I was on vacation in the Boston area last week and had the opportunity to visit Gillette Stadium for a pre-season game between the Philadelphia Eagles and that team that beats Buffalo twice a year.
|Images courtesy of the author|
|Bay State Raceway, Schaffer Stadium and the nascent Gillette Stadium can be seen in the satellite images above.|
My desire to go to that location was not solely for the purpose of watching meaningless August football, it was driven far more by my desire to visit yet another ghost track location: Bay State Raceway.
This track has a very interesting story because it was defunct several times before becoming an official ghost track. Oddly enough the generosity of its then owner sealed the track’s fate 27 years before it closed when he gave away 15 acres of land to develop Schaffer Stadium in 1970.
But before we look at it demise, let’s explore its birth.
A.M. Loew of Loew’s Theatre fame was the senior partner of the original group that constructed Bay State Raceway. Along with Paul Bowser and Ed Keller, a track of “modern appointments and perfect lighting for night racing” was built on a site on Route 1 and situated exactly 22-½ miles from both Boston and Providence.
A partially finished plant opened as Bay State Raceway at 8:15 p.m. on Sept. 1, 1947, for their inaugural 30-day meet. The racing was better than expected and the purses grew each night along with the handle. After that initial meet ended, construction on the remaining barns and buildings that were not completed for the grand opening continued into the winter in order to be ready for the 1948 meet.
Bay State was a major stop on the eastern seaboard circuit for many years and all the stars of the sport made visits there. Plus many of the local horsemen made the transition to the Grand Circuit and became stars in their own right like Jim Doherty, Ted Wing and Bucky Day.
Many people might remember the big neon billboard on Rt. 1 outside the track that had the horse’s legs moving and the sulky wheels turning and the drivers arm moving the whip. It was there for years to greet the fans that often times numbered well over 10,000 a night.
The all-time handle at the facility was $737,838 in 1969 and a record crowd of 16,006 gathered there in 1970. These may have been the golden years for the track because it seemed like it was all downhill from there.
When the Boston Patriots of the old AFL were struggling financially and looking for a new home field, the site in Foxborough, Mass., was selected for the new stadium when Loew donated a piece of land for the new stadium in 1970 that would keep the team in Boston. The area was built in only 11 months at a cost of $6 million and opened in 1971 as Schaffer Stadium.
|The two New England football stadiums with just a peek of the former Foxboro Raceway in the foreground.|
Five years later the track was sold by Loew to Ed Andleman and Ed Keelan in 1976 and its name was changed to the New England Harness Raceway, probably to mirror the football team’s name change for regional marketing purposes. The new owners had immediate problems with the stadium owners and during a property survey found that part of the football stadium was on track property.

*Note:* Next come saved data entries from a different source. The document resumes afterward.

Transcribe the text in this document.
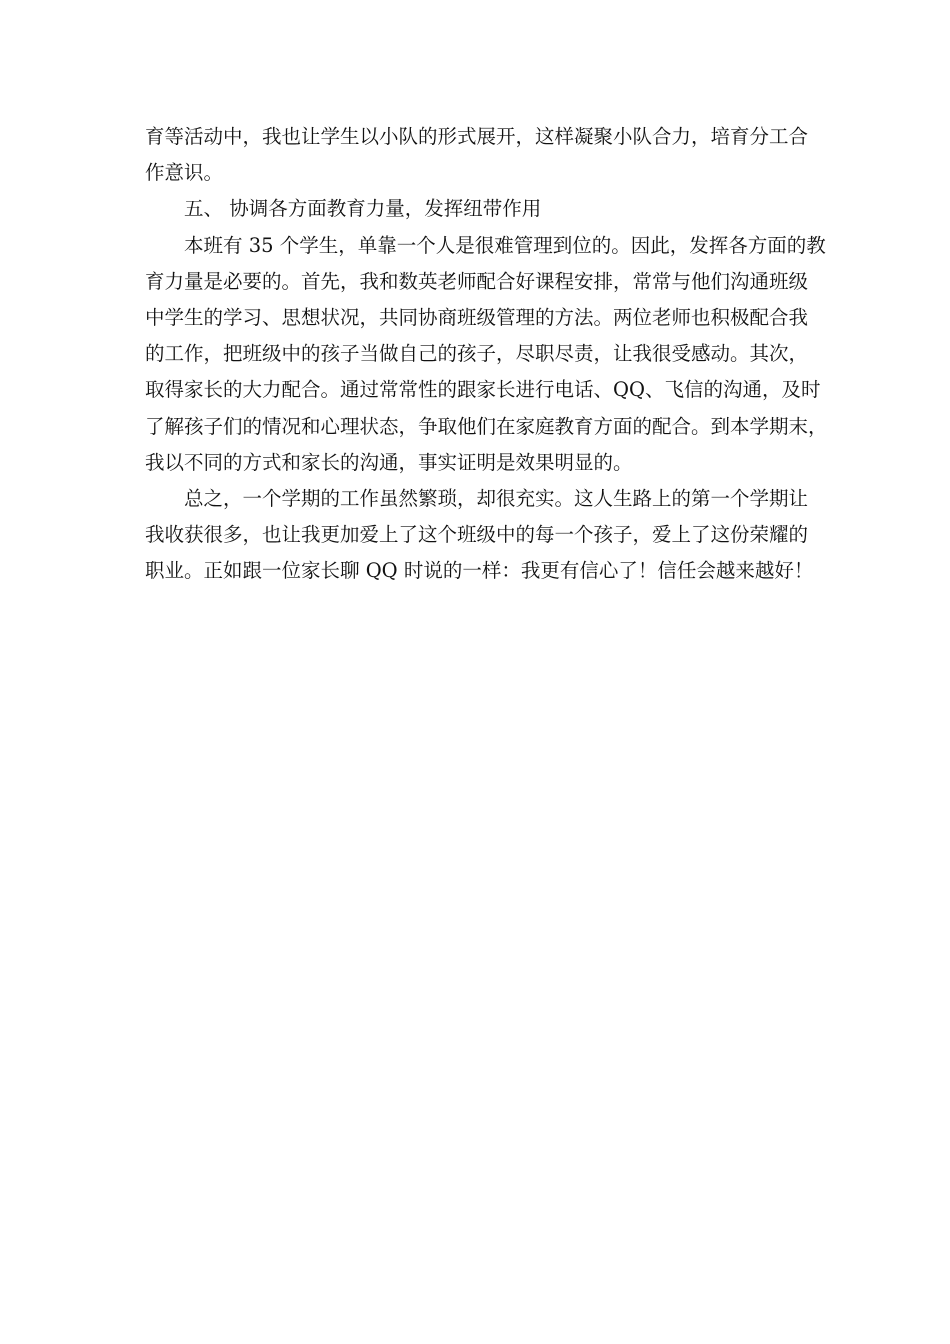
育等活动中，我也让学生以小队的形式展开，这样凝聚小队合力，培育分工合
作意识。
五、 协调各方面教育力量，发挥纽带作用
本班有 35 个学生，单靠一个人是很难管理到位的。因此，发挥各方面的教
育力量是必要的。首先，我和数英老师配合好课程安排，常常与他们沟通班级
中学生的学习、思想状况，共同协商班级管理的方法。两位老师也积极配合我
的工作，把班级中的孩子当做自己的孩子，尽职尽责，让我很受感动。其次，
取得家长的大力配合。通过常常性的跟家长进行电话、QQ、飞信的沟通，及时
了解孩子们的情况和心理状态，争取他们在家庭教育方面的配合。到本学期末，
我以不同的方式和家长的沟通，事实证明是效果明显的。
总之，一个学期的工作虽然繁琐，却很充实。这人生路上的第一个学期让
我收获很多，也让我更加爱上了这个班级中的每一个孩子，爱上了这份荣耀的
职业。正如跟一位家长聊 QQ 时说的一样：我更有信心了！信任会越来越好！
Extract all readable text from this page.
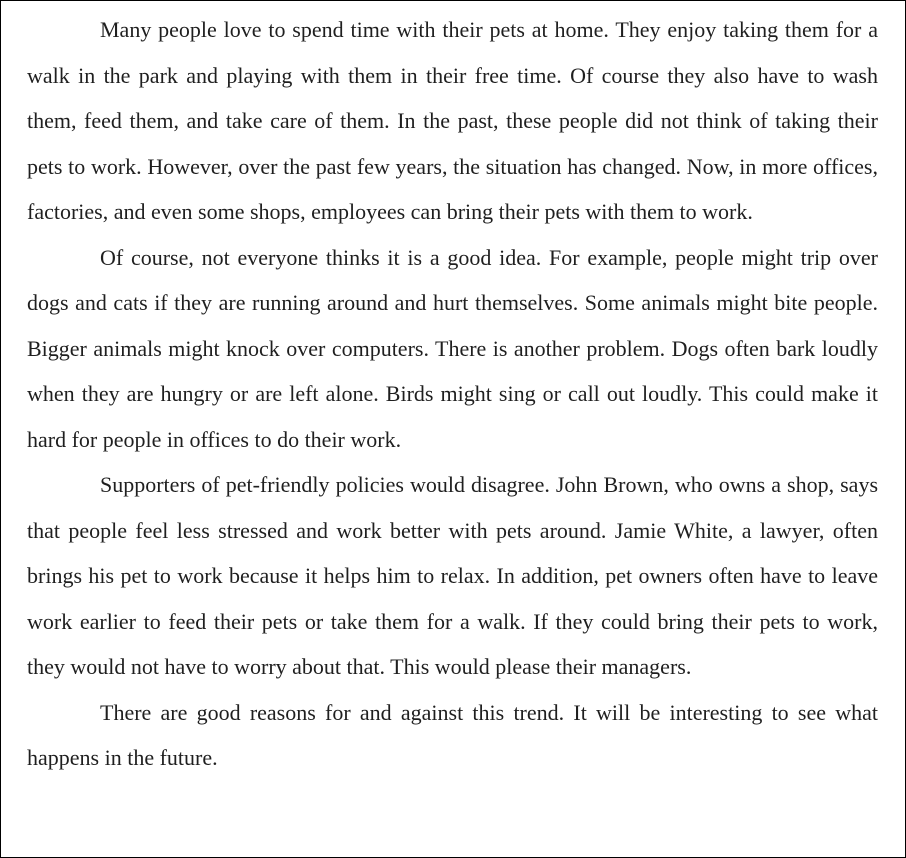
Many people love to spend time with their pets at home. They enjoy taking them for a walk in the park and playing with them in their free time. Of course they also have to wash them, feed them, and take care of them. In the past, these people did not think of taking their pets to work. However, over the past few years, the situation has changed. Now, in more offices, factories, and even some shops, employees can bring their pets with them to work.

Of course, not everyone thinks it is a good idea. For example, people might trip over dogs and cats if they are running around and hurt themselves. Some animals might bite people. Bigger animals might knock over computers. There is another problem. Dogs often bark loudly when they are hungry or are left alone. Birds might sing or call out loudly. This could make it hard for people in offices to do their work.

Supporters of pet-friendly policies would disagree. John Brown, who owns a shop, says that people feel less stressed and work better with pets around. Jamie White, a lawyer, often brings his pet to work because it helps him to relax. In addition, pet owners often have to leave work earlier to feed their pets or take them for a walk. If they could bring their pets to work, they would not have to worry about that. This would please their managers.

There are good reasons for and against this trend. It will be interesting to see what happens in the future.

Through a series of legal challenges and public campaigning, then Patriots owner Billy Sullivan took over the lease of the track. That settled his problem with the track, but the track’s problems with him were just beginning.
At that time, the team and stadium losses were mounting. Poor gate revenue and even poorer outside investments reportedly made by the Sullivans saw them fall into serious debt and soon the track went into bankruptcy in 1986 and was closed in 1987.
Also as a result of the growing fiscal troubles for Sullivan, in 1988 Robert Kraft worked out a lease deal with the bankruptcy court to take over the lease of Schaffer Stadium and changed the name to Foxboro Stadium in 1989.
Three years later, Charles Sarkis (who owned a dog track in Revere, Mass.) got a license to reopen the track near the stadium again. The venue once again followed the football name game and Foxboro Park Raceway was born.
The first horses to tour the oval were Thoroughbreds, but that meet ended prematurely, completing only 35 of a planned 72-day meet. The trotters took over again in September 1992 for what would be the final bow of this grand old track.
In 1994 Kraft purchased the football team and decided to build a new stadium. And the racetrack was apparently in the way of the plans. Plus there were undertones of a possible gaming license coming available to the track operator, so it made it an even more desirable property to be had if that came to pass.
Kraft initiated a lawsuit against Sarkis for failure to pay rent on his lease in an effort to take over the property. In a July 9, 1997, article from HTA, it is reported that Sarkis was giving up his legal battle and would hand over the track as Kraft had won decisively in court. The meet ended two months later and on Aug. 18, 1997, the last race ever was run at Bay State-New England Harness-Foxboro Raceway; a ghost track times three.
|Nothing remains of Foxboro Raceway in the photo above.|
The track stood derelict for almost three years until work on the stadium began on March 24, 2000.
There are absolutely no remnants of the old track either visible or preserved and the only feature “old timers” can use for reference is where the backstretch would have run concurrently with the railroad tracks at the back of the property.
On a brighter note I can report that the Red Wing restaurant, once the preeminent hangout for all the top horsemen to ever race at that track, is still alive and well and serving some of the best seafood you will find in the area.